Walt argues his position on both ontological grounds (the fly shouldn't be there, thus "contamination" is accurate word use) and on the grounds that the purity of their meth is at stake. Jesse looks at the swatter and asks if it's Walt's "fly sabre." Heh. Nice. He also spots the band-aid on Walt's dome and asks if he hit his head very hard? Or perhaps sampled their product? Something to explain how crazypants he's acting right now? Walt starts to explain that in a "highly controlled environment" such as theirs, any contamination has the potential to... something-something. He trails off because the fly is in his sights. Jesse's like, "Seriously, but did you sleep? AT ALL? Because..."
A timer goes off on one of the vats of... meth juice or whatever. Walt says they're running out of time so "let's get started; the sooner we do it, the sooner we're done." Jesse's like, "Awesome!" and goes to get a bag of whatever to dump into the vat of stuff. (Oh, I know how to make meth. I am just being a responsible citizen by not telling you how it's done.) Anyway, Walt's like, "What do you think you're doing? THERE'S A FLY." Jesse looks at Walt like he's got 3.5 heads and tries to appeal to his meticulous nature, saying the timer went off, so it's time to make the donuts. Walt says the batch will be worthless unless they take care of "the contaminant." By the way, I hope you all are making the appropriate connections about contaminants and spoiling the whole batch with all the Jane remembrances we've been having this week. Come on, I can't do all the work for you.
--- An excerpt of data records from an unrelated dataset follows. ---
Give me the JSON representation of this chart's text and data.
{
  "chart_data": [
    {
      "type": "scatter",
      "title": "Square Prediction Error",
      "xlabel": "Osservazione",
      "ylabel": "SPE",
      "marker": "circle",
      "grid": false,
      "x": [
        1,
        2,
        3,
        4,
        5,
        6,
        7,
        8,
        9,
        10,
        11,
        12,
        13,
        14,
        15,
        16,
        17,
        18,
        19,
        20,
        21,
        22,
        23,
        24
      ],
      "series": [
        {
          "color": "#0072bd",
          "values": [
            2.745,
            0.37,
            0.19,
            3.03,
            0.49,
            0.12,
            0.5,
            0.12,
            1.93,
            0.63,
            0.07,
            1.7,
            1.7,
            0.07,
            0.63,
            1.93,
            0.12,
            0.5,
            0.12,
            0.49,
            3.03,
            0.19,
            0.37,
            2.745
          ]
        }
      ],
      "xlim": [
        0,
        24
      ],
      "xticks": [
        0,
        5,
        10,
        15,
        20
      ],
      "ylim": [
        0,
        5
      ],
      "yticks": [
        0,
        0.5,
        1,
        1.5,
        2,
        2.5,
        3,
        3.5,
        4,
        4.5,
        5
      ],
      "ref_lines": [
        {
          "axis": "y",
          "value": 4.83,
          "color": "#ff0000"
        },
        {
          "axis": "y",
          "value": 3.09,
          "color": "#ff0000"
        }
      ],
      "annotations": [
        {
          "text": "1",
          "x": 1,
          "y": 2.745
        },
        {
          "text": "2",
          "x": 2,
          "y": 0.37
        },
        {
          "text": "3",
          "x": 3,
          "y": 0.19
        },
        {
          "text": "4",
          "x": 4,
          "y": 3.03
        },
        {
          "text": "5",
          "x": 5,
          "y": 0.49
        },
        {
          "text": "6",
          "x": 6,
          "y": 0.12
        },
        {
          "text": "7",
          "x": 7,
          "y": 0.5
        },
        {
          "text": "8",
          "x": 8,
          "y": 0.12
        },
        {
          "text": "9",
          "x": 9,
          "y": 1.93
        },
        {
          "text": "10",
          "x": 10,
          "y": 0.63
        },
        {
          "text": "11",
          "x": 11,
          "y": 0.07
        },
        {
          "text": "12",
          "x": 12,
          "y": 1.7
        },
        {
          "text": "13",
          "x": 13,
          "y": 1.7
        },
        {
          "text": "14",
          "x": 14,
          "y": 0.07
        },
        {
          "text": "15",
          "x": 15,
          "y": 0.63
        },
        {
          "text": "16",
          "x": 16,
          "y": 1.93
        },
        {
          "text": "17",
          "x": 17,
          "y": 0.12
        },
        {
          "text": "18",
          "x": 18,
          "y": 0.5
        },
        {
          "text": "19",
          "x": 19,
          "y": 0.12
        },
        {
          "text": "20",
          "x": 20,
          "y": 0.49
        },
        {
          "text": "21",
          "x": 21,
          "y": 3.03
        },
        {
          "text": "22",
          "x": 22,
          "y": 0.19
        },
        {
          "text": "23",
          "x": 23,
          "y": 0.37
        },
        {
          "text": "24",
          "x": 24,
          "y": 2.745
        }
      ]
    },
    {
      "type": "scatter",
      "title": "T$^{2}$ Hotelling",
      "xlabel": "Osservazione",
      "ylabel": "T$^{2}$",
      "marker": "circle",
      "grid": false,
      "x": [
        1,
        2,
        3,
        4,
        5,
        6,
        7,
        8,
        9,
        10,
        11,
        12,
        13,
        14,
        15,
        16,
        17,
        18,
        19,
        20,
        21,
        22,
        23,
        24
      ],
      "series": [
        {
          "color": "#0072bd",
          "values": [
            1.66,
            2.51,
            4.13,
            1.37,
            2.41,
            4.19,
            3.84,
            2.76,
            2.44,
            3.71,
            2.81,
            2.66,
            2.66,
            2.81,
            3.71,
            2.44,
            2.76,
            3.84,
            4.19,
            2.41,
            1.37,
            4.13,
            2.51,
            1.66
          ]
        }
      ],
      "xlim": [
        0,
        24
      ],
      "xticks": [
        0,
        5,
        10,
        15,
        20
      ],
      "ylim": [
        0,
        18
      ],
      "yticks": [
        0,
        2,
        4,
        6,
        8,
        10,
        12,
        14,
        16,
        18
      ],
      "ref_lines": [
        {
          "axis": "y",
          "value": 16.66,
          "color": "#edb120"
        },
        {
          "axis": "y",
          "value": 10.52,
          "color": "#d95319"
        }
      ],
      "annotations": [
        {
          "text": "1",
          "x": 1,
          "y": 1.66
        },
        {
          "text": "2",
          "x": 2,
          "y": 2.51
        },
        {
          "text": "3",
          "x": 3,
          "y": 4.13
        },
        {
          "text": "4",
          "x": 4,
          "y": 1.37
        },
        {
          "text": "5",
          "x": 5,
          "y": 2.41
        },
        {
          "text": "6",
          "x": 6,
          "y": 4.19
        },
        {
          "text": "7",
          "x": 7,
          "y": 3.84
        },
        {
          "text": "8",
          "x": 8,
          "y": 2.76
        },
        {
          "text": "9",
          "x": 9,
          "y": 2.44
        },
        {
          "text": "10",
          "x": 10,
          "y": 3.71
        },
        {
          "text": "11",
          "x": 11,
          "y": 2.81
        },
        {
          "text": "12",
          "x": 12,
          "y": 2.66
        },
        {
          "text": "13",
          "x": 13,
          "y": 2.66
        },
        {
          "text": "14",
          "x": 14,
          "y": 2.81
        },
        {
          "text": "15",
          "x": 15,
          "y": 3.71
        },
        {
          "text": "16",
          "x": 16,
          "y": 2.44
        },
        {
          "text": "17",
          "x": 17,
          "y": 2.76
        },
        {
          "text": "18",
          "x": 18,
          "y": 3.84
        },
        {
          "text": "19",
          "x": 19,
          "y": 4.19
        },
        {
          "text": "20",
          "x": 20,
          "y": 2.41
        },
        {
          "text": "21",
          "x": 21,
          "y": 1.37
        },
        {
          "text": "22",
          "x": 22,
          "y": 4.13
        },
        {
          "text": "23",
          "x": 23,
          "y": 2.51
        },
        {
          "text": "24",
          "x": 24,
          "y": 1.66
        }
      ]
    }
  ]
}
So they go back and forth on the subject for a while, until Jesse gives in and agrees to hunt for the damned fly already.
Or at least Jesse agrees to mill around while Walt hunts the fly. He does make a very good point in saying that they're cooking METH, which at its best is still a poison manufactured for burnouts who care about quality perhaps less than anybody else on the planet. But if you've been watching the show, you know how fiercely Walt holds on to the "pride of product" thing as one of his primary rationalizations, so that argument isn't going to hold much weight. So while Walt hunts, Jesse babbles about rat turds in hot dogs or whatever, while trying to surreptitiously mix some whatevers into the meth-y brew. I love the idea that Jesse is trying to work on the sly. Jesse bends down to pick up a bag, and when he gets back up, Walt's there, with his swatter weapon. This is all being presented like a horror movie, with Walt and his fly-swatter made of tape standing in for Jason Voorhees or whatever. He slams his hand down on the vat and proclaims there will be no cooking. "That's an order." Jesse reminds him they're 50-50 partners. Walt's retort to that is to WHAP him on the arm a couple times with the swatter. Which sounds a lot more powerful than I gave it credit for. Jesse jumps back and wails about his arm, but Walt alerts him to a more pressing matter: the fly has landed on Walt's forehead. Walt stands completely still, and you know what's coming. Even if this episode weren't already surrealistically comedic, this would be coming. Jesse gets his free shot at Walt, at Walt's own request. He takes the swatter from Walt, lights up like a Christmas tree and pledges to "make it count," then whales the holy hell out of Walt's head. Did he get the fly? Does it matter? Probably not to Jesse. Walt starts looking on the ground for a corpse, as Jesse is exasperated anew that it's still not over. He points to a dark speck on the floor under a table, but that turns out to be a raisin. Don't they all? Jesse says he "definitely got it," but he's soon distracted by Walt's buzzing nemesis. Jesse marvels in half-serious appreciation. "It's got some serious skills, yo."